Однако шестилетнему Липкиному сердцу было еще неведомо, что жизнь человеческая – не ровная, лишенная трещин поверхность, словно прилавок в скобяной лавке тетки Марты, и бродящие по ее полю хищники-горести порой настолько коварны и безжалостны, что умереть можно уже от одного только удивления такой бесцеремонности. Тропинка, по которой ты весело скачешь, уверенный в безопасности солнечного дня, вдруг разверзнется пред тобою замаскированной волчьей ямой, на дне которой, в клубах зловещего сумрака, торчат острые колья. Вот и перед Липкиной семьей разверзлась такая яма: повитуха, старая хромая карга с огромной бородавкой под правым глазом и торчащим из пасти длинным желтым клыком, после четырехчасового отсутствия появилась из спальни матери и, придав скрипучему своему голосу скорбное звучание, поведала липкиному отцу о смерти младенца, который-де задушился собственной пуповиной. К несчастью, она, повитуха, не могла уж ничего более сделать, но, употребив весь свой опыт и знания, рассчитывает теперь на достойное вознаграждение своих усилий. Наверное, пораженный внезапным горем отец просто не расслышал этих ее последних слов, иначе, несомненно, зашиб бы старуху на месте. Вместо этого он лишь бросился в комнату и, рухнув на колени перед лежащей на кровати и бледной как смерть матерью, в голос зарыдал. В те времена такие проявления чувств были довольно необычны для взрослого мужчины, однако не станем осуждать этого человека, чья душевная чуткость и мягкость характера была, быть может, самым большим его достоинством. К прискорбию, эта самая душевность нередко сочетается со слабоволием и эмоциональной рыхлостью, превращающими ее из положительного качества в огромный недостаток, и вечно крутится по близости от винных погребов да брызжущих весельем и слезами кабаков, являясь лучшей подругой винного перегара. Так случилось и с Липкиным папашей, но об этом позже.
Липка помнит, как завернутое в лоскут жесткой серой материи тельце вынесли из материнской спальни и, небрежно пристроив на задках телеги какого-то, неизвестно откуда взявшегося, крестьянина, увезли прочь, должно быть, на кладбище.

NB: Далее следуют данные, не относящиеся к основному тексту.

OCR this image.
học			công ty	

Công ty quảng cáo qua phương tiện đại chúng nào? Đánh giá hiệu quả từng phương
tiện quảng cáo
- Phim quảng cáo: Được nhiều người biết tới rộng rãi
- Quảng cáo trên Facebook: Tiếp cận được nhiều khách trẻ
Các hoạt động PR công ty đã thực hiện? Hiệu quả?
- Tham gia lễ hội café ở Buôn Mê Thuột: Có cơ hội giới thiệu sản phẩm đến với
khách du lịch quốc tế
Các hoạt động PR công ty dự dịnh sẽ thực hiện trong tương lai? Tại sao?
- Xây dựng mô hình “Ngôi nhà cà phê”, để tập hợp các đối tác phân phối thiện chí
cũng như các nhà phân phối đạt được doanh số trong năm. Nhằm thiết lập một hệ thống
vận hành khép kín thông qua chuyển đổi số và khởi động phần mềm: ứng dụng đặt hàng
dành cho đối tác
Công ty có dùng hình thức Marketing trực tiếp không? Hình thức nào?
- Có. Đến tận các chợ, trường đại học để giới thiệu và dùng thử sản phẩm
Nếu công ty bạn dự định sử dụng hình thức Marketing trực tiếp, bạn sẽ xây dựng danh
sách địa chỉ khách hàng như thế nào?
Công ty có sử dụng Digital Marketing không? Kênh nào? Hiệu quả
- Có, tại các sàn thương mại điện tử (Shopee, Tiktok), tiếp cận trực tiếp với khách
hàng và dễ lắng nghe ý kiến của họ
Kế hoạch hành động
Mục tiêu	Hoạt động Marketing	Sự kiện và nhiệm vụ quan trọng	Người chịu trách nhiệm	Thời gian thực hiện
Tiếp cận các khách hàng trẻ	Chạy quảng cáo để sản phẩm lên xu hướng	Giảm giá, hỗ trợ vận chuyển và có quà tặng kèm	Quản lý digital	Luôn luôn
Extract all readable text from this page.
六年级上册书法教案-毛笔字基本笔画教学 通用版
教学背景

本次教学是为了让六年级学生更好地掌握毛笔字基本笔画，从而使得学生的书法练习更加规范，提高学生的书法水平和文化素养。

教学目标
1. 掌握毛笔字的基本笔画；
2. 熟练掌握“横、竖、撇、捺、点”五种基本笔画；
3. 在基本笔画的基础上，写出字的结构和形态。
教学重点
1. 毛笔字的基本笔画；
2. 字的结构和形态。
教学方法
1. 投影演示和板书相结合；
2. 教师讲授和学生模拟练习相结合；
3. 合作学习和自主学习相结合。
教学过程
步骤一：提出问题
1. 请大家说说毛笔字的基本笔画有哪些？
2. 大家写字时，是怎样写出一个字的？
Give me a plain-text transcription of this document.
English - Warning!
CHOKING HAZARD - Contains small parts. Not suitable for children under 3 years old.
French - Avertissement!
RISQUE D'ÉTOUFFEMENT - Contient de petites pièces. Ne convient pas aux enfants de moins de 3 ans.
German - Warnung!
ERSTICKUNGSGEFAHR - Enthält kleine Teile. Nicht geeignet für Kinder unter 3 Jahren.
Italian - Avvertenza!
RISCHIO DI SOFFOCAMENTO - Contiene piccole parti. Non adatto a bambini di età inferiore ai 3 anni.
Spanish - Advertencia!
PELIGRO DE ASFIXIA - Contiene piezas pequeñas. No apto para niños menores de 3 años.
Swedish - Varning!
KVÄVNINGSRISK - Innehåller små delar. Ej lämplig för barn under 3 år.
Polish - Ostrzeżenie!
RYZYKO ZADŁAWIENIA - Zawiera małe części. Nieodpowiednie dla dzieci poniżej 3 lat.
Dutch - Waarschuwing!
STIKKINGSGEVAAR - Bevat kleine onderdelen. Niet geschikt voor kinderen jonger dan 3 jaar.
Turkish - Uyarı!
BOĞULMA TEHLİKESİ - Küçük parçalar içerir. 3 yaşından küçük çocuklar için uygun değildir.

Мальчик набрался смелости и заглянул в комнату матери. Та лежала, устремив невидящий взгляд в потолок и не шевелилась. Можно было подумать, что она тоже мертва, если бы не чуть подрагивающее левое веко да неослабевающее напряжение вцепившихся в скомканную простыню пальцев. Липка робко приблизился к кровати и, после секундного замешательства, погладил мать по белой, с мраморным рисунком, руке. Но состраданию, так внезапно родившемуся в его юном сердце, не суждено было излиться: лежащая на кровати женщина вдруг вздрогнула всем телом и, повернув всклокоченную голову, вперила в лицо ребенка дикий, полный ярости взгляд.
– Ты, гаденыш, во всем виноват!- процедила она сквозь зубы и ненависть, сквозившая в ее ставшем вдруг совсем чужим голосе, заставила Липку отпрянуть. – Те муки, что я претерпела, рожая тебя, разрушили мое здоровье и не позволили сегодня выжить моему малышу! Будь ты проклят, выродок!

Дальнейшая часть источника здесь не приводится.